Maui and Honolulu counties announced their intent to sue energy companies because their products contribute to global climate change. The counties’ goal, similar to a handful of other lawsuits by local governments on the continent, is to get money to deal with local harms related to climate change. The counties are right to want to do something about climate change, but this litigation is not the answer. If successful, their lawsuits would have no impact on improving climate change.
The litigation itself is misguided. Climate change is plainly a shared challenge. The litigation proposes to scapegoat the energy industry for making products that are essential to modern life, and for which we all — including people on Maui and Oahu — continue to demand and use in spite of the risks. It would have courts set America’s energy policy through adversarial litigation at a critical time when government and the private sector should be joining forces to source and use energy more efficiently.
Let’s consider, though, what would happen if counties, such as Maui and Honolulu, prevailed. To do this, we would first need to conveniently ignore the novelty of their legal claims, namely that global climate change constitutes a “public nuisance” for which energy manufacturers are to blame. No court has ever adopted such an expansive liability theory in spite of nearly two decades of lawsuits.
But let’s pretend courts do an about-face and impose liability. Now what?
For starters, the energy industry would be turned upside down. The companies targeted could not absorb the alleged costs of all climate change impacts in every community in the United States. The local governments with pending suits allege billions of dollars in damages, and success would undoubtedly trigger many other lawsuits.
Although some environmentalists might cheer this result, the reality is that the companies being sued provide us with stable energy that we cannot get other ways. As the federal judge who dismissed climate change lawsuits by Oakland and San Francisco explained, these energy sources are indispensable to powering our homes and businesses and are responsible for countless societal advances and seminal events, including our victory in World War II.
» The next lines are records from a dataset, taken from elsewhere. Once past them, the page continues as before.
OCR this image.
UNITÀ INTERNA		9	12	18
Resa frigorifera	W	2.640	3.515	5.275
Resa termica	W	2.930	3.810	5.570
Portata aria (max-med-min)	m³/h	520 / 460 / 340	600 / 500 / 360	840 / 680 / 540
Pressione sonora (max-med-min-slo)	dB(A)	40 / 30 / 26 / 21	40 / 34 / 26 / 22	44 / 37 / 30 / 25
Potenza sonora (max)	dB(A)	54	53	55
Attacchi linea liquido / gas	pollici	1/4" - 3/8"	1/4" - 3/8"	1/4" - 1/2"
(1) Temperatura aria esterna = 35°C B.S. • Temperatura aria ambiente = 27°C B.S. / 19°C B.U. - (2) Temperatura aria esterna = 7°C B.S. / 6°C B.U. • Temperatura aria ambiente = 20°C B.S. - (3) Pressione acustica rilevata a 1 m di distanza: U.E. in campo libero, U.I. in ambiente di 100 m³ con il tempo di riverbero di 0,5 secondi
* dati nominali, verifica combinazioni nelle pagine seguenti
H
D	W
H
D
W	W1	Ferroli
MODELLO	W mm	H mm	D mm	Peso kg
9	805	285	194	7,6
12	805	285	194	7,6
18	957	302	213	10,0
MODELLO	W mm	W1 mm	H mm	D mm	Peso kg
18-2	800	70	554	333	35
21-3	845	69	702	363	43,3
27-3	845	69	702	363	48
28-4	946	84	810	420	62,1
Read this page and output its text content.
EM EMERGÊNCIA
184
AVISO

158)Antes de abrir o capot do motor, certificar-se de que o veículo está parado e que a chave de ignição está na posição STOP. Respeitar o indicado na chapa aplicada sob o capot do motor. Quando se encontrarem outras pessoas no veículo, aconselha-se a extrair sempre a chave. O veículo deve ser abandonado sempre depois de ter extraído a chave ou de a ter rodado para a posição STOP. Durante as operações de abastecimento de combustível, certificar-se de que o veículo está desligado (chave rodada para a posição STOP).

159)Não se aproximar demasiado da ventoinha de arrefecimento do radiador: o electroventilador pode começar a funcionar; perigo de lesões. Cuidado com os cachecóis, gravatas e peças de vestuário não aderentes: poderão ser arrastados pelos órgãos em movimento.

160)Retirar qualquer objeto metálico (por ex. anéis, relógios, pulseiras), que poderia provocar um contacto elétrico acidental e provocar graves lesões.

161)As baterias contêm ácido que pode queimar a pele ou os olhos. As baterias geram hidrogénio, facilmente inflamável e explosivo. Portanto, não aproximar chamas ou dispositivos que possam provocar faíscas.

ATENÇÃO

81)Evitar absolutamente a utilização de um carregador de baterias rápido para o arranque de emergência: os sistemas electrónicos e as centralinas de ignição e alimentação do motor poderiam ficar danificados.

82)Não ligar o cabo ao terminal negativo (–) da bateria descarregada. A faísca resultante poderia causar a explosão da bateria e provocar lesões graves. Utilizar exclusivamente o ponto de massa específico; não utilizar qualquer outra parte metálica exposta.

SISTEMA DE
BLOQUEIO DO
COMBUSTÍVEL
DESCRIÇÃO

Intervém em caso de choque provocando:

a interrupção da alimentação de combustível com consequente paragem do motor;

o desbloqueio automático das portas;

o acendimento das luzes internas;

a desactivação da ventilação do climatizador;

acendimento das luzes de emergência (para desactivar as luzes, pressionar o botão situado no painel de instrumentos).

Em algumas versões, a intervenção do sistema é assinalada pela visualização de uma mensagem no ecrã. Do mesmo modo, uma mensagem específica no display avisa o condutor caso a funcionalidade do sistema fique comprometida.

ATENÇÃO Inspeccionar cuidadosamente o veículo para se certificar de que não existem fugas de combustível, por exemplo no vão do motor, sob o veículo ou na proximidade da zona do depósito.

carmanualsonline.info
Alternatives like nuclear, wind and solar also come with risks and controversy; even local windfarms have generated protests in Hawaii. Many renewables, including windfarms and solar arrays, rely on fossil fuels for their own production.
Today, fossil fuel companies are leading the effort globally to develop the technological innovations that will reduce greenhouse gas emissions in energy production. The research-and-development effort needed to deal with climate change, therefore, would take a huge step backward if courts turned the production of fossil fuels into a liability-inducing event.
In the end, energy in the United States would become significantly more expensive and scarce. We would see an exodus of American manufacturing, meaning more products made in China and other countries with less-efficient coal-burning power plants and fewer environmental regulations. When you game it out, the result is clear: a far greater release of greenhouse gases worldwide.
In addition to intensifying climate change, “successful” litigation would be especially severe for Hawaii. The costs for tourists and goods to get to Hawaii would increase sharply, and the potentially crippling impacts on energy production and product manufacturing would worsen what are already the highest costs for housing, consumer goods, and energy in the country.
It’s time counties such as Maui and Honolulu recognize that climate change litigation is not the answer. It’s a distraction, and worse than that, counterproductive to real solutions.
Christopher E. Appel is an attorney in the Washington, D.C.-based Public Policy Group of the law firm Shook, Hardy & Bacon LLP, and counsel to the National Association of Manufacturers (NAM) Manufacturer’s Accountability Project.